Afghan advisers told Americans at the base very bluntly: to keep peace with the community, Lina had to go home, even if it meant her death. Her original “crime” now paled in comparison to the fact that Lina had spent weeks living with non-Muslim soldiers, says Huma Safi, a women’s rights advocate in Kabul.
“In Afghan society, women stay with their families. When they spend nights in other places, it’s a dishonor for their families. It’s not just the military base … they don’t want their daughters to spend the night anywhere,” says Safi.
An elder from the community stayed on the base with Lina, but he stopped speaking to her once she said she wanted to stay with the foreigners. Her family also tried to convince her to come home, but Lina knew it was a trick, says Larsen.
“The hard part was as I watched her sister beg her to come home. Even her niece and nephew, who were very young, were there as well,” Larsen says. “She was glad to see them, she hugged them and kissed them. But as soon as her sister even suggested that she come back home, the whole meeting came to a screeching halt. She had no time for her sister and she asked her to leave. It was hard to watch. At that moment, an interpreter was unnecessary.”
Lina also saw her brothers again — they surprised her by showing up at a meeting in the village. Larsen says she feared the brothers might try to kidnap Lina or even throw acid on her at the meeting. Lina says she knew her family planned to lure her home to kill her.
“My brothers pleaded with me to return home. I told them no. They said they would let me marry whoever makes me happy. I asked them, ‘Why would I ever believe you?'” Lina says.
This is where the story in Afghanistan often ends: The woman is sent home, and later killed by her family to cleanse the dishonor.
But Lina’s tale has a rare happy ending. U.S. officials helped fly her to a women’s shelter in a larger city, while Afghan officials in her province agreed to look the other way.
A Life Of Hope
Women’s shelters in Afghanistan can be virtual prisons, and Lina says she felt depressed after about eight months there. But the same pluck that helped her escape death served her again.
When she was brought before a female Afghan judge, Lina asked for help. The judge said she knew a young man looking for a wife. Lina insisted on seeing him first, and that she not be made a second wife to a married man. They met and after a short discussion decided to get married. She is now expecting her first child.
Larsen, Lina’s Marine caretaker, says that news brought tears to her eyes.
“It’s overwhelming sometimes. I don’t even know what to say.
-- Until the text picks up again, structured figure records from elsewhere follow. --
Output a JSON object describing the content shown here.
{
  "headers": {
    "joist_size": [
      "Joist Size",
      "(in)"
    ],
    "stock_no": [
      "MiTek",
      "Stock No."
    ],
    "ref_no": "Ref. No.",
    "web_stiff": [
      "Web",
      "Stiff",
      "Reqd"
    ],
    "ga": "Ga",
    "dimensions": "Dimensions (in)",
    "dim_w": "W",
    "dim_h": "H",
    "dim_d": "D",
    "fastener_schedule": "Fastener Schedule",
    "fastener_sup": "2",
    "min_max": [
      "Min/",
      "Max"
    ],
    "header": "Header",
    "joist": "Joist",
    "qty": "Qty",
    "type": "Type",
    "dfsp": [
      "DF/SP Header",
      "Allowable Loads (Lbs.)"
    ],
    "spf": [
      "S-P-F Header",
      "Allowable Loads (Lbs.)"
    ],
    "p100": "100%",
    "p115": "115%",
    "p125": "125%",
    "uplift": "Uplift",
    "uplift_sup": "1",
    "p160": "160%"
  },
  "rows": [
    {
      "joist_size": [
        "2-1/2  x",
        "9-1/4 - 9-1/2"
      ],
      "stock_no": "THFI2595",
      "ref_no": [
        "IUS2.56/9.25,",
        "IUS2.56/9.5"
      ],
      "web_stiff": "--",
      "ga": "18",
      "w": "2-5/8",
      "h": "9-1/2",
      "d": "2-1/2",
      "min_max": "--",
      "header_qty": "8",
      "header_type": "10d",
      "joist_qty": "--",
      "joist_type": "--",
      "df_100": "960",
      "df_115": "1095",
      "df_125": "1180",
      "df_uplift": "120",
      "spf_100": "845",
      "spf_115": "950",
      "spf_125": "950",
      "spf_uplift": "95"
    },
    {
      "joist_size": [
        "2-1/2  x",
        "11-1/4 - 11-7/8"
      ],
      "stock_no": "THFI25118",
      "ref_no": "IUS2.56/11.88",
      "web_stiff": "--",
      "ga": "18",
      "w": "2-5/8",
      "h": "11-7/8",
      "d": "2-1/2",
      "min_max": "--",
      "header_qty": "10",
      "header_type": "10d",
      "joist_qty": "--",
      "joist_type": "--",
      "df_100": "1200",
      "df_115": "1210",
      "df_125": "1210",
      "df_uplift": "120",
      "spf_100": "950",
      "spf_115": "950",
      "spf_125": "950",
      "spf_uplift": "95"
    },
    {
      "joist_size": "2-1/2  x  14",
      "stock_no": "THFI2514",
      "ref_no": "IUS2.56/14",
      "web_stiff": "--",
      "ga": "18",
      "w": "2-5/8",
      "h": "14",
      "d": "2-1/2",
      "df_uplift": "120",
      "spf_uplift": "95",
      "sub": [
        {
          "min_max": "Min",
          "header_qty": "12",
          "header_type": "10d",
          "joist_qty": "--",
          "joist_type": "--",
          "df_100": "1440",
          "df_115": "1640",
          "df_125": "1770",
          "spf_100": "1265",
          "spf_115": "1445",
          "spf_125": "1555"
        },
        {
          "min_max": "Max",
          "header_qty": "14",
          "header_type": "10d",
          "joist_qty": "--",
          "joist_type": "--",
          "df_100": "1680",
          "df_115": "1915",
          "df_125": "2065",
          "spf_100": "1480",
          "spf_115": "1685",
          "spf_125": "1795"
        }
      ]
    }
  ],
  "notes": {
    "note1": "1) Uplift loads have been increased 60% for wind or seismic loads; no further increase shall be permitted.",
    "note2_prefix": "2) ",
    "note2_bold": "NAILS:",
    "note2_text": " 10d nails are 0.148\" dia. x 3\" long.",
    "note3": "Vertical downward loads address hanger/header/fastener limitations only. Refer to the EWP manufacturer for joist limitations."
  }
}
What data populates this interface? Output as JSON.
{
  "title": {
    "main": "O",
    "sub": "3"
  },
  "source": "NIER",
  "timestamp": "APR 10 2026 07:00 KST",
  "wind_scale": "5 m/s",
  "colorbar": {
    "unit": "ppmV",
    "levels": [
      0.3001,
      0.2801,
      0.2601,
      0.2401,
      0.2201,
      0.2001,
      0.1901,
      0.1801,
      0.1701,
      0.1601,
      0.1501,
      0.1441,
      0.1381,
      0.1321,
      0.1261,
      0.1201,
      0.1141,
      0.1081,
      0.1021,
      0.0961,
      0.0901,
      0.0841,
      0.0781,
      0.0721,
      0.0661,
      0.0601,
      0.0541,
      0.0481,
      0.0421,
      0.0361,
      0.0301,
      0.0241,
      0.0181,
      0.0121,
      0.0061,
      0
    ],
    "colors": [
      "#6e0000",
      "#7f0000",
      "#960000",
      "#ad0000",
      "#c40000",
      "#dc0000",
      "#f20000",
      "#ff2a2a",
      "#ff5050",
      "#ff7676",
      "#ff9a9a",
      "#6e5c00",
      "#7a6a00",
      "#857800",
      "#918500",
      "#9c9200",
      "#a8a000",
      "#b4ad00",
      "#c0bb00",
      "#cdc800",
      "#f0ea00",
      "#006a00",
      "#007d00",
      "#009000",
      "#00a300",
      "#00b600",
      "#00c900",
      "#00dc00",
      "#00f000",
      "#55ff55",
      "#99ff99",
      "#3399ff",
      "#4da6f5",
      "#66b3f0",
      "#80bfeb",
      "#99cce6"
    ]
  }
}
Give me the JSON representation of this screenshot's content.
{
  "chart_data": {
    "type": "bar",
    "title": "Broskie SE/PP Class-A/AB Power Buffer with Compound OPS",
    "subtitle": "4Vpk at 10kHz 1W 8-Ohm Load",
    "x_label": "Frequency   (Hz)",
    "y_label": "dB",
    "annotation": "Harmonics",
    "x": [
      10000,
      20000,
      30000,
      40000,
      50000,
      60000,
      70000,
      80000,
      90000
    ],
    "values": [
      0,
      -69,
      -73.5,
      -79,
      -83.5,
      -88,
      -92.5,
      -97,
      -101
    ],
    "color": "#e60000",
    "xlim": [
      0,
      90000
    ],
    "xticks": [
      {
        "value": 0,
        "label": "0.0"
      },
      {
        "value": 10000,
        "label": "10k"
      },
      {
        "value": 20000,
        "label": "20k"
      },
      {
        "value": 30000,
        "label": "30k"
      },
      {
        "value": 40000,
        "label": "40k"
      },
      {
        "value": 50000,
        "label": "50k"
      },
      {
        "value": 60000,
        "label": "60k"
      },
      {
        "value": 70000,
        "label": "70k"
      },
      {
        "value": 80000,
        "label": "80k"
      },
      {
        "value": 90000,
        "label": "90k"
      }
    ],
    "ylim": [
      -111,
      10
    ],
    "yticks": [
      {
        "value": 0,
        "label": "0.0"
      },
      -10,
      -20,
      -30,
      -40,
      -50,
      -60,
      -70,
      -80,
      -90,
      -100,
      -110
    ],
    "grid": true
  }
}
There are so many women who have this issue. It would be nice if there was something we could do that was tangible, but I don’t know what that thing is,” Larsen says. “We did help one, and hopefully she’ll be able to help others in the future.”
Speaking by phone from her new home, Lina says she wants for nothing. After fleeing her home with only the clothes on her back, she now wears the traditional gold rings and chains given to a bride by her husband.
Lina’s husband is aware of her past and, unlike most men in this deeply conservative society, is still accepting of her. She says she’ll never forget the Afghans and the Americans who helped her escape.
“I have everything I ever dreamed of,” Lina says. “I live with a big family, and they all love me very much.”